10 Mistakes Exhibitors Make
December 28, 2010
By Reggie Lyons
You’ve got a tremendous investment, not only in money, but also time and hopefully training in marketing your business at trade shows. Don’t get in the way of your own success!
Here are the 10 mistakes I see exhibitors make again and again:
1) Underselling your company with bad graphics: All too often I’ve seen companies represent themselves at trade shows with a patchwork of a “display.” I’ve seen vinyl banners wrapped around foam board, dented or dinged up displays, and a variety of hodgepodge displays. Represent your company in the best light possible. A less-than-professional appearance does not give your prospect confidence in you or your products and services. This type of display will send prospects running to the competition.
2) Putting way too much text on your display: You’ve got literally seconds to get someone’s attention as they stroll around the show floor. No one will stop to read a lot of text. Please understand that you cannot tell your entire company story on your tradeshow display.
3) Not promoting your presence at trade shows: So you’ve got a great looking booth and you all ready to go. So where is everyone? Why don’t you have any traffic coming into your booth? What have you done to promote your presence at the show? Let your clients and prospects know about your trade show appearances by using an e-newsletter and social media. Plan the launch of a new product/service around a show to create a buzz. Send invites directly to those prospects that you may not have connected with in the past.
4) Not training your booth staff and discussing proper expectations: So your booth staffers are sitting down instead of engaging with prospects. Are they more concerned with playing games, texting, or chatting away while prospects stroll right by your booth? Make sure you set the proper expectations before the show. Don’t make the assumption that because you have professional sales people they will understand the nuances of how to work in a trade show environment. Staff your booth with people who are as good or better than you!
5) Not listening to your prospects needs: Don’t be so excited to get your message across and sell your product that you miss out on important info about your clients’ needs. Also, be sure to be aware of body language and pick up any visual cues that may help you understand your clients’ needs even better. Take advantage of everything that a face-to-face interaction has to offer.
6) Depending on a fishbowl to bring in qualified leads: Lose the fishbowl! Is this type of giveaway really giving you the qualified leads you are seeking? Be an expert provider of solutions and you don’t necessarily need a generic giveaway contest to drive traffic to your booth.

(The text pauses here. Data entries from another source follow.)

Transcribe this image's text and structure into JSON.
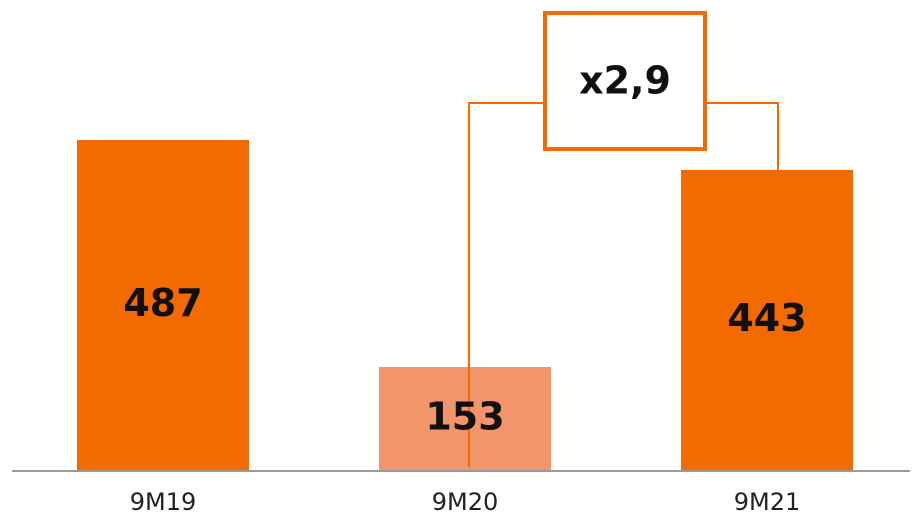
{
  "chart_data": {
    "type": "bar",
    "title": "",
    "xlabel": "",
    "ylabel": "",
    "categories": [
      "9M19",
      "9M20",
      "9M21"
    ],
    "values": [
      487,
      153,
      443
    ],
    "value_labels": [
      "487",
      "153",
      "443"
    ],
    "ylim": [
      0,
      550
    ],
    "grid": false,
    "bar_colors": [
      "#F26A00",
      "#F2956A",
      "#F26A00"
    ],
    "annotation": {
      "text": "x2,9",
      "from_category": "9M20",
      "to_category": "9M21",
      "color": "#F26A00"
    }
  }
}
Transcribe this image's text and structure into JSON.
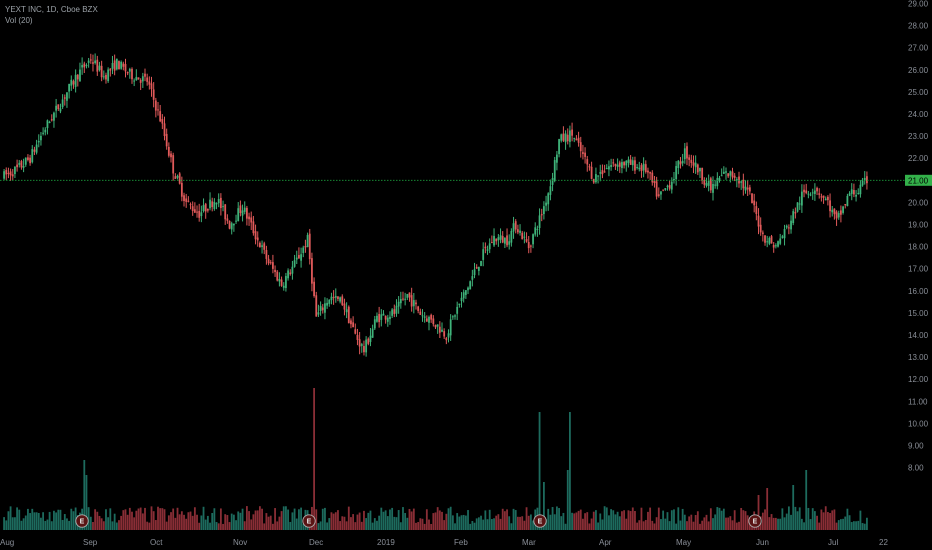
{
  "header": {
    "symbol_line": "YEXT INC, 1D, Cboe BZX",
    "indicator_line": "Vol (20)"
  },
  "colors": {
    "up": "#3fb37a",
    "down": "#e15a5a",
    "vol_up": "#1d6b5e",
    "vol_down": "#8a2e36",
    "grid_line": "#1a9a3a",
    "price_tag": "#33b14a",
    "axis_text": "#8a8f98",
    "earnings_bg": "#5a1414",
    "earnings_ring": "#b0b0b0"
  },
  "chart_data": {
    "type": "candlestick",
    "price_axis": {
      "ticks": [
        "29.00",
        "28.00",
        "27.00",
        "26.00",
        "25.00",
        "24.00",
        "23.00",
        "22.00",
        "21.00",
        "20.00",
        "19.00",
        "18.00",
        "17.00",
        "16.00",
        "15.00",
        "14.00",
        "13.00",
        "12.00",
        "11.00",
        "10.00",
        "9.00",
        "8.00"
      ],
      "range": [
        7.6,
        29.2
      ]
    },
    "time_axis": {
      "labels": [
        "Aug",
        "Sep",
        "Oct",
        "Nov",
        "Dec",
        "2019",
        "Feb",
        "Mar",
        "Apr",
        "May",
        "Jun",
        "Jul",
        "22"
      ]
    },
    "current_price": {
      "value": 21.0,
      "label": "21.00"
    },
    "earnings_markers": {
      "label": "E",
      "count": 4,
      "months": [
        "Sep",
        "Dec",
        "Mar",
        "Jun"
      ]
    },
    "waypoints": [
      [
        0,
        21.2
      ],
      [
        6,
        21.5
      ],
      [
        12,
        22.0
      ],
      [
        18,
        23.2
      ],
      [
        26,
        24.5
      ],
      [
        34,
        25.8
      ],
      [
        40,
        26.5
      ],
      [
        46,
        25.7
      ],
      [
        52,
        26.3
      ],
      [
        58,
        25.8
      ],
      [
        66,
        25.5
      ],
      [
        72,
        23.8
      ],
      [
        78,
        21.5
      ],
      [
        84,
        20.0
      ],
      [
        90,
        19.5
      ],
      [
        98,
        20.2
      ],
      [
        104,
        19.0
      ],
      [
        110,
        19.8
      ],
      [
        116,
        18.5
      ],
      [
        122,
        17.3
      ],
      [
        128,
        16.3
      ],
      [
        134,
        17.2
      ],
      [
        140,
        18.3
      ],
      [
        144,
        14.8
      ],
      [
        150,
        15.7
      ],
      [
        156,
        15.5
      ],
      [
        162,
        14.0
      ],
      [
        166,
        13.3
      ],
      [
        172,
        14.8
      ],
      [
        180,
        15.0
      ],
      [
        186,
        15.8
      ],
      [
        192,
        15.0
      ],
      [
        198,
        14.6
      ],
      [
        204,
        14.0
      ],
      [
        208,
        15.0
      ],
      [
        214,
        16.2
      ],
      [
        220,
        17.5
      ],
      [
        226,
        18.4
      ],
      [
        232,
        18.3
      ],
      [
        236,
        19.0
      ],
      [
        242,
        18.0
      ],
      [
        248,
        19.5
      ],
      [
        252,
        20.8
      ],
      [
        256,
        22.8
      ],
      [
        262,
        23.1
      ],
      [
        266,
        22.3
      ],
      [
        272,
        21.1
      ],
      [
        278,
        21.6
      ],
      [
        284,
        21.8
      ],
      [
        290,
        21.7
      ],
      [
        296,
        21.5
      ],
      [
        302,
        20.2
      ],
      [
        308,
        21.0
      ],
      [
        314,
        22.3
      ],
      [
        320,
        21.5
      ],
      [
        326,
        20.6
      ],
      [
        332,
        21.3
      ],
      [
        338,
        21.2
      ],
      [
        344,
        20.3
      ],
      [
        350,
        18.5
      ],
      [
        356,
        18.0
      ],
      [
        362,
        19.0
      ],
      [
        368,
        20.3
      ],
      [
        374,
        20.7
      ],
      [
        380,
        20.0
      ],
      [
        384,
        19.1
      ],
      [
        390,
        20.4
      ],
      [
        394,
        20.5
      ],
      [
        398,
        21.0
      ]
    ],
    "volume_spikes": [
      [
        37,
        70
      ],
      [
        38,
        55
      ],
      [
        143,
        142
      ],
      [
        247,
        118
      ],
      [
        261,
        118
      ],
      [
        249,
        48
      ],
      [
        260,
        60
      ],
      [
        348,
        35
      ],
      [
        352,
        42
      ],
      [
        370,
        60
      ],
      [
        364,
        45
      ]
    ]
  }
}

7) Hauling too much literature to your booth: Most of the literature handed out at trade shows doesn’t make it past the garbage can in your prospects’ hotel room. Instead, write “Show Sample” on a copy of your literature to display at the show, and then get your prospect’s contact info to email or mail the info to them after the show. It will also save you the expense of shipping your heavy literature around. This gives you a great call to action to follow up with your prospect after the show. Explore technology to get information in your prospects hands. QR codes and mobile marketing platforms are great ways to do this.

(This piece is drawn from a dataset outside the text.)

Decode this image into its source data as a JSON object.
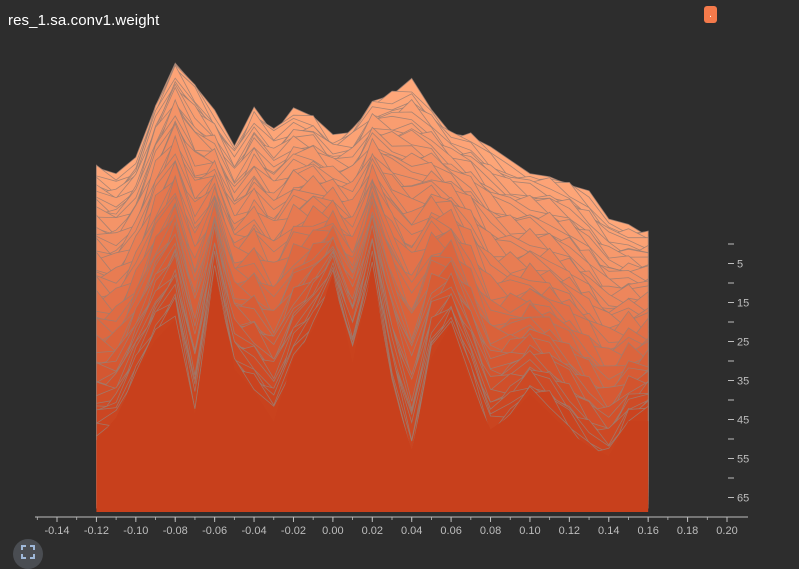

8) Not planning for trade show success: We don’t plan to fail, we fail to plan! In talking to clients who haven’t seen the results they were expecting, this is something that is very prevalent. If you don’t have a good plan in place you won’t be able to show an ROI to justify future shows and all you’ve really done is waste a lot of time and money. Discuss timelines with your trade show marketing consultant, get feedback from industry peers, do your homework.
9) Not informing your exhibit service partner: Make sure that the service/I&D crews handling the logistics of your booth understand what’s going on with your booth. Get them a lists of shows for the year so that your booth gets from one show to the next, deciding which shows you have time to ship to the advanced warehouse and which events you may have to ship direct to the show. Discuss any unique items such as products in the booth, monitors, height limitations, etc.
10) Not following up on leads: Though is seems like a no-brainer, you need to make sure that your leads are called on in a timely fashion. Discuss next steps, quoting, future meetings, and provide any additional information they need. It’s time to deliver on the promises and the expectations that you have set at the show.
Mistakes of course are common and learning from them is the key. What mistakes have you made as an exhibitor or have you seen that can help your peers?